Rep. John D. Dingell, a Michigan Democrat who chairs the House Energy and Commerce Committee, has drafted two substitutes to the origi- nal Clinton plan. Those plans would relieve nearly all the burden on small businesses, which are among the Clinton bill's most vocal opponents. Mr. Dingell proposes that companies with more than 10 employees pay 80 percent of workers' premiums and a payroll tax to help subsidize premiums for all others. The president would apply the 80 percent requirement to all employers.
Yet Mr. Dingell is still one vote short of the 23 he needs to get a bill through his committee. And he can't get anyone else to budge.
"Congress is in love with delay," said Mr. Dingell, who has suspended work on the measure until he finds a working majority.
Rep. Dan Rostenkowski, the Illinois Democrat who is chairman of the House Ways and Means Committee, has enough votes to win approval for Mr. Clinton's proposal to impose the 80 percent requirement on employers. But he's stuck on how to find the rest of the money needed to subsidize low-income people and unemployed or part-time workers.
His committee is certain to approve a cigarette-tax increase of as much as $1.25 a pack. But Mr. Rostenkowski believes that much more will be needed.
'Tens of millions' needed
"Providing universal coverage will be expensive," he said last month. "We'll need a substantial amount of new revenue -- tens of millions of dollars a year -- when the new programs are fully in place. That means broad tax increase may be required and that everyone may have to make a tangible contribution to finance this program."
But Ways and Means Committee members, such as Rep. Benjamin L. Cardin, a Baltimore Democrat, are trying to steer Mr. Rostenkowski away from the notion of a broad-based tax, toward a combination of much smaller levies, such as a tax on insurance premiums. Mr. Rostenkowski is expected soon to begin bargaining with each Democratic committee member individually.

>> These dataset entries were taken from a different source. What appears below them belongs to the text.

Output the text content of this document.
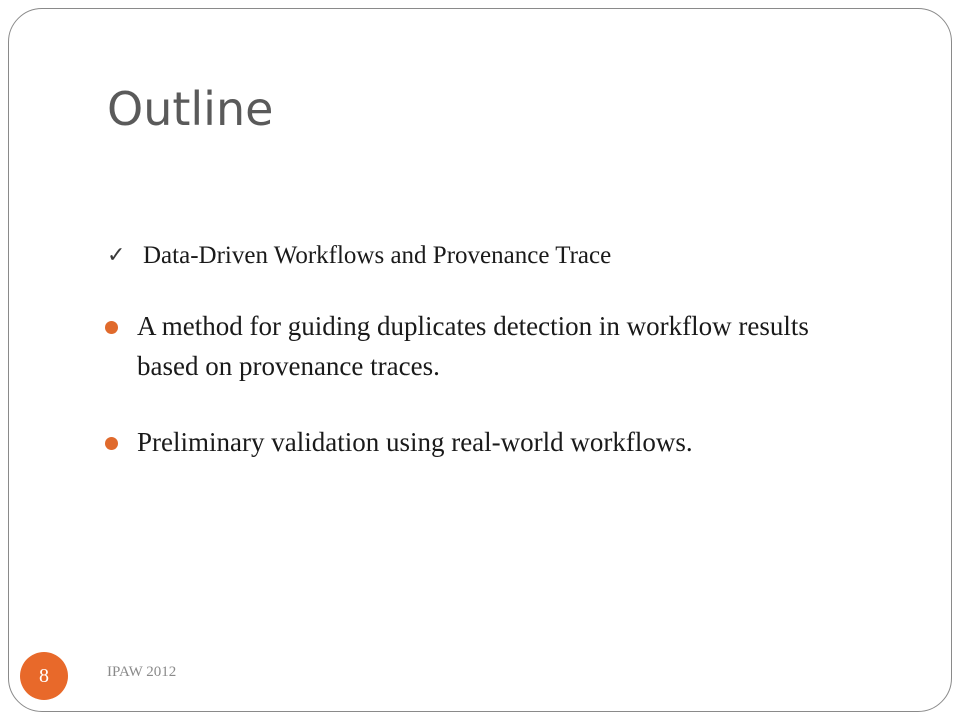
Outline
✓ Data-Driven Workflows and Provenance Trace
A method for guiding duplicates detection in workflow results based on provenance traces.
Preliminary validation using real-world workflows.
8	IPAW 2012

In the House, there is still no sign of any chance for Democrati cooperation with Republicans. But in the Senate, where there aren't enough Democrats to choke off a Republican filibuster, committee leaders recognize that bipartisanship is mandatory.
Cooperation
Mr. Boren's endorsement last week of the health care plan proposed by Republican Sen. John Chafee of Rhode Island means that bipartisan cooperation will begin on the Senate Finance Committee, where he is one of 11 Democrats. With nine Republicans also on the panel, the defection of just one Democrat means a deadlock. A loss of two could tip the balance in the other direction.

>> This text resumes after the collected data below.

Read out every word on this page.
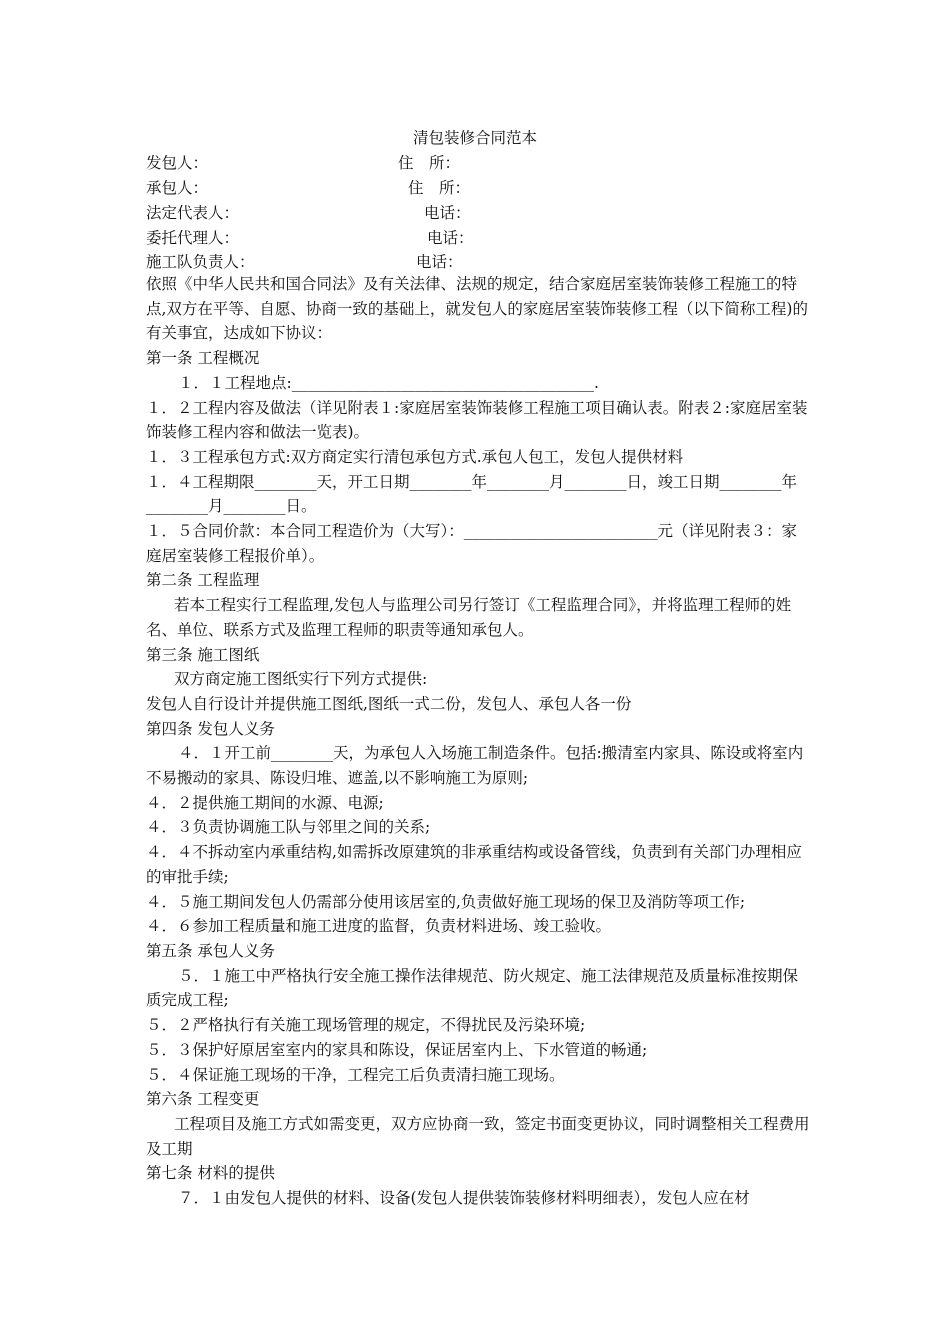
清包装修合同范本
发包人：	住　所：
承包人：	住　所：
法定代表人：	电话：
委托代理人：	电话：
施工队负责人：	电话：

依照《中华人民共和国合同法》及有关法律、法规的规定，结合家庭居室装饰装修工程施工的特点,双方在平等、自愿、协商一致的基础上，就发包人的家庭居室装饰装修工程（以下简称工程)的有关事宜，达成如下协议：

第一条 工程概况

１．１工程地点:_______________________________________.

１．２工程内容及做法（详见附表１:家庭居室装饰装修工程施工项目确认表。附表２:家庭居室装饰装修工程内容和做法一览表)。

１．３工程承包方式:双方商定实行清包承包方式.承包人包工，发包人提供材料

１．４工程期限________天，开工日期________年________月________日，竣工日期________年________月________日。

１．５合同价款：本合同工程造价为（大写）：_________________________元（详见附表３：家庭居室装修工程报价单）。

第二条 工程监理

若本工程实行工程监理,发包人与监理公司另行签订《工程监理合同》，并将监理工程师的姓名、单位、联系方式及监理工程师的职责等通知承包人。

第三条 施工图纸

双方商定施工图纸实行下列方式提供:

发包人自行设计并提供施工图纸,图纸一式二份，发包人、承包人各一份

第四条 发包人义务

４．１开工前________天，为承包人入场施工制造条件。包括:搬清室内家具、陈设或将室内不易搬动的家具、陈设归堆、遮盖,以不影响施工为原则;

４．２提供施工期间的水源、电源;

４．３负责协调施工队与邻里之间的关系;

４．４不拆动室内承重结构,如需拆改原建筑的非承重结构或设备管线，负责到有关部门办理相应的审批手续;

４．５施工期间发包人仍需部分使用该居室的,负责做好施工现场的保卫及消防等项工作;

４．６参加工程质量和施工进度的监督，负责材料进场、竣工验收。

第五条 承包人义务

５．１施工中严格执行安全施工操作法律规范、防火规定、施工法律规范及质量标准按期保质完成工程;

５．２严格执行有关施工现场管理的规定，不得扰民及污染环境;

５．３保护好原居室室内的家具和陈设，保证居室内上、下水管道的畅通;

５．４保证施工现场的干净，工程完工后负责清扫施工现场。

第六条 工程变更

工程项目及施工方式如需变更，双方应协商一致，签定书面变更协议，同时调整相关工程费用及工期

第七条 材料的提供

７．１由发包人提供的材料、设备(发包人提供装饰装修材料明细表），发包人应在材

Mr. Kerrey, who is not on the Finance Committee, said he represents "many other Democrats unhappy with the Clinton plan and looking for a place to go."
The Chafee plan is attractive to Mr. Boren, Mr. Kerrey and other moderates because it endorses Mr. Clinton's goal of guaranteed health care for all but would reach it more gradually and without requiring employers to pay much of the cost. Mr. Chafee would place the requirement for obtaining health insurance on individuals, but provide subsidies for those who couldn't afford it.
Where it would come from
His program would be financed largely through savings achieved by reforms in the insurance market, limits on deductibility of health insurances and cuts in Medicare and Medicaid spending.
Recent estimates from the Congressional Budget Office indicate that those sources won't be enough. But Mr. Chafee, Mr. Boren, Mr. Kerrey and other supporters have said they are willing to adopt some financing features of the Clinton plan.
For example, Mr. Boren suggested that he might be willing to require large companies to contribute to the cost of insurance premiums, as Mr. Dingell has proposed in the House.
Mr. Breaux has suggested that employer requirements, cost controls and other politically difficult features of the Clinton bill might be phased in over a period of years -- an approach that also holds some appeal in the House, Mr. Cardin said.
Mr. Chafee's bill is also appealing as a compromise because it was drafted by Sheila Burke, chief of staff to the Senate Republican leader, Bob Dole of Kansas. The support of Mr. Dole, another member of the Finance Committee, is seen by Mr. Moynihan as essential to getting health care legislation enacted this year.